From Pong to Phobos: How biological computing is turning the “Can it run Doom?” meme into a scientific milestone.
- Biological Integration: Researchers at Cortical Labs have successfully interfaced approximately 200,000 living human neurons with a silicon chip (the CL1), allowing the cells to “see” and interact with the 1993 cult classic Doom.
- Adaptive Learning: Unlike traditional static code, these neurons use reinforcement learning to navigate 3D environments, locate enemies, and fire weapons, proving that lab-grown brain cells can exhibit goal-directed behavior.
- The Future of AI: While still “dying a lot,” this biocomputer reached its current performance level faster than some silicon-based machine learning systems, signaling a new era of hybrid organic-digital technologies.
A New Kind of Resident Evil
In the world of computing, there is an unwritten law: if it has a screen and a processor, someone will try to make it run Doom. We have seen the iconic demon-slayer ported to calculators, tractors, and even ATM machines. However, Australian biotech firm Cortical Labs has just shattered the hardware ceiling by moving the game from the motherboard to the “meat-ware.”
By wiring a clump of living human neurons onto a microelectrode array, they have created the CL1, a biological computer that literally thinks its way through the corridors of Mars. This isn’t just a gimmick; it is a profound demonstration of adaptive, real-time goal-directed learning—a feat that bridges the gap between raw biology and digital processing.

Silicon Meets Synapse
The setup sounds like something out of a science fiction novel. The neurons sit on a specialized chip, submerged in a nutrient bath to keep them alive.
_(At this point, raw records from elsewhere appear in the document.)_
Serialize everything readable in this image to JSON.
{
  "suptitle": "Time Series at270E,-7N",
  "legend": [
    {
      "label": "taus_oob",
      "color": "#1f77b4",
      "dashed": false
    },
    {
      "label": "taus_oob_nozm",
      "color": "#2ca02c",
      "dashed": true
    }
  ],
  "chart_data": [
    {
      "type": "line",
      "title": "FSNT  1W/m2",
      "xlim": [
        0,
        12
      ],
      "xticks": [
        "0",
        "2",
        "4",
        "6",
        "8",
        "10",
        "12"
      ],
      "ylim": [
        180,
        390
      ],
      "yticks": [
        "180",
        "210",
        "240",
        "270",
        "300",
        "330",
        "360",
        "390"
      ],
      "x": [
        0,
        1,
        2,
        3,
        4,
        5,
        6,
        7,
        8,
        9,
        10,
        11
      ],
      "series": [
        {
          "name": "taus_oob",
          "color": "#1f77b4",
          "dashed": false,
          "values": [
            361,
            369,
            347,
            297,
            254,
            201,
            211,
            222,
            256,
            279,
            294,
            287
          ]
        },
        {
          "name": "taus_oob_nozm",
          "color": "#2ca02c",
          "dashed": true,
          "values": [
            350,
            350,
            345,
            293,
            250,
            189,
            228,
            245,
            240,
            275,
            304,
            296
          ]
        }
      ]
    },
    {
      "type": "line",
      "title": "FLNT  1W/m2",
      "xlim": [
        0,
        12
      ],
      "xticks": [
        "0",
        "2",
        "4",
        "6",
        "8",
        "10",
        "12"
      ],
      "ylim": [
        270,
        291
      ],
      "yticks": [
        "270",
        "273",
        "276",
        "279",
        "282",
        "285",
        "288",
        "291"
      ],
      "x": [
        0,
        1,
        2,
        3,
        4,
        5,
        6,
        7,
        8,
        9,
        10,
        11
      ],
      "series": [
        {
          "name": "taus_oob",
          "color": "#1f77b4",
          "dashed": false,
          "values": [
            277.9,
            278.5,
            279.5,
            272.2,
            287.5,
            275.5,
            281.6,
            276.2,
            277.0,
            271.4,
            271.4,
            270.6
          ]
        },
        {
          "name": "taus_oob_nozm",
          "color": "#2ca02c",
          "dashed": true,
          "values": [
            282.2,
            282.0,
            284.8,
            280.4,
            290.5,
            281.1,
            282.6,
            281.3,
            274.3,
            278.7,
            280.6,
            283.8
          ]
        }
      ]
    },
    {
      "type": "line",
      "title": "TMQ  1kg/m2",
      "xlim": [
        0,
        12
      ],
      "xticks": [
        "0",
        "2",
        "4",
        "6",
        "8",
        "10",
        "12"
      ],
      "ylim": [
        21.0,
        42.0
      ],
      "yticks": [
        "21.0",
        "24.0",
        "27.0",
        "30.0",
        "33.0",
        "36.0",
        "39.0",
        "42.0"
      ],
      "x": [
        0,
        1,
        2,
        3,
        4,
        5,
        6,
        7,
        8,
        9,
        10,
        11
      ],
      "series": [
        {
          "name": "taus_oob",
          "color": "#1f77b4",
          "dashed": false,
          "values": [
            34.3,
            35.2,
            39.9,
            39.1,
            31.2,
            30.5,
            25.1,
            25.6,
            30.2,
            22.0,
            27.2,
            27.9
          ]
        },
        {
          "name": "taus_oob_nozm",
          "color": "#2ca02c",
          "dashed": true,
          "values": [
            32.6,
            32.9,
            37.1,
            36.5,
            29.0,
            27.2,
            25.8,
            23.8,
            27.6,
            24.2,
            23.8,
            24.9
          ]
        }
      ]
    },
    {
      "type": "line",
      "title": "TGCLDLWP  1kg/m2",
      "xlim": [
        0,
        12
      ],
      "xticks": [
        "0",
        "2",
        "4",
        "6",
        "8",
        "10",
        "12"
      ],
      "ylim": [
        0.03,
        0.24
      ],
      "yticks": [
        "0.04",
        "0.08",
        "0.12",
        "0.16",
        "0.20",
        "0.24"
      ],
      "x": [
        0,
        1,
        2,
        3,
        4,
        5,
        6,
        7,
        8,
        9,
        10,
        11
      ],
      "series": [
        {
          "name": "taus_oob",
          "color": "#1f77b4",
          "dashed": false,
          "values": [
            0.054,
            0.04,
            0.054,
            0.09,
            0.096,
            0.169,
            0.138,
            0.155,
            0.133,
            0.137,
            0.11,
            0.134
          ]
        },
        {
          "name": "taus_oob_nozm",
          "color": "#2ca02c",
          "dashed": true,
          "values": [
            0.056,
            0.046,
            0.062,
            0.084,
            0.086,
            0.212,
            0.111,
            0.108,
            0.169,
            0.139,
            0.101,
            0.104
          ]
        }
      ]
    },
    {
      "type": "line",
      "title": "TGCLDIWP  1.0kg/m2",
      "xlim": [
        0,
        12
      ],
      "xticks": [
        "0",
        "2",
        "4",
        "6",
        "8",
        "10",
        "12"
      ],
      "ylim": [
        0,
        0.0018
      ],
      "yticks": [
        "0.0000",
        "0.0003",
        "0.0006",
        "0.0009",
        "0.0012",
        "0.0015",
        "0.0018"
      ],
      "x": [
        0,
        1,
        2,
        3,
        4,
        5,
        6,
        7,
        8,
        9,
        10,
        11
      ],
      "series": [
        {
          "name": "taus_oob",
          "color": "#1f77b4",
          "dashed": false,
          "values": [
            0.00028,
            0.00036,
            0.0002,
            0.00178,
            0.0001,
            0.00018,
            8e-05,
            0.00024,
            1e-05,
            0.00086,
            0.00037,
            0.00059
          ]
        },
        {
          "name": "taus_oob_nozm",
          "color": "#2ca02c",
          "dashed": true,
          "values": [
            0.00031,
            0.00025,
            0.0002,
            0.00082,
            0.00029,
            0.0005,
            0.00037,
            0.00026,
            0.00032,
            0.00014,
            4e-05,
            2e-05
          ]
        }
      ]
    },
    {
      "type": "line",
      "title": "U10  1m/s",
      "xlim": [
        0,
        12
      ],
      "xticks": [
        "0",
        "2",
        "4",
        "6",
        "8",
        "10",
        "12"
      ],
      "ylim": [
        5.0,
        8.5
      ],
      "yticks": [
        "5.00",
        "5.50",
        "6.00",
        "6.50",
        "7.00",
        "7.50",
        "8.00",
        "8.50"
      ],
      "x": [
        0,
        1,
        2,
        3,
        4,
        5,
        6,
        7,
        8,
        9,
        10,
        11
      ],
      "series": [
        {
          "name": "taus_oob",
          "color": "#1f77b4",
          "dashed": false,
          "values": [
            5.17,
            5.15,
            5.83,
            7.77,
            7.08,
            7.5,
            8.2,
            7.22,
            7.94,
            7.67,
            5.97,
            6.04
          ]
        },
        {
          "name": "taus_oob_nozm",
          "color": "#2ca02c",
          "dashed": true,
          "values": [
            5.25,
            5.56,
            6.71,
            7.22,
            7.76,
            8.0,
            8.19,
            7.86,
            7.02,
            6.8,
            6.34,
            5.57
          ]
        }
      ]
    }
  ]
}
To the neurons, the game isn’t a visual experience; it’s a language of electricity. Software translates game events into electrical pulses: if a demon appears on the left, electrodes zap a specific region of the neural culture.
The cells respond by firing back their own electrical spikes. The system interprets these biological signals as commands—move, turn, or fire. Through a process of reinforcement learning, the neurons gradually reorganize their activity based on feedback. If they “die” or miss a target, the structured feedback nudges the network to adapt, effectively teaching a dish of cells that actions have consequences.

Beyond the Bouncing Ball
This breakthrough builds on the company’s 2022 success with DishBrain, an earlier iteration that made headlines by playing Pong. While Pong required simple up-and-down coordination, Doom represents a massive leap in complexity. As Cortical Labs scientist Alon Loeffler noted, Pong was a direct input-output relationship. Doom, by contrast, involves a chaotic 3D environment and exploration.
Interestingly, the barrier to entry was lowered by the CL1’s new interface, which allows programmers to interact with the neurons using Python. This allowed independent developer Sean Cole to bridge the gap between the game and the biology in just about a week. While the neurons currently play like a complete beginner—occasionally wandering aimlessly and dying frequently—they are already performing better than systems that fire randomly.

The Dawn of Hybrid Tech
Why go through the trouble of teaching brain cells to shoot pixelated demons? The implications go far beyond gaming. Because biological neurons are inherently designed to be energy-efficient and highly adaptive, they may eventually outperform traditional silicon in specific types of machine learning. Cortical Labs has already noted that their biocomputer reached its current skill level faster than some purely digital AI models.
In the long term, this “biological code” could revolutionize drug research, allowing scientists to see how living neural networks react to medication in real time. It could also lead to organic controllers for robotic limbs or more efficient AI. For now, the “Bio-Slayer” is still finding its footing, but the fact that a cluster of cells can learn to fight back against the legions of Hell is a definitive sign that the future of computing is very much alive.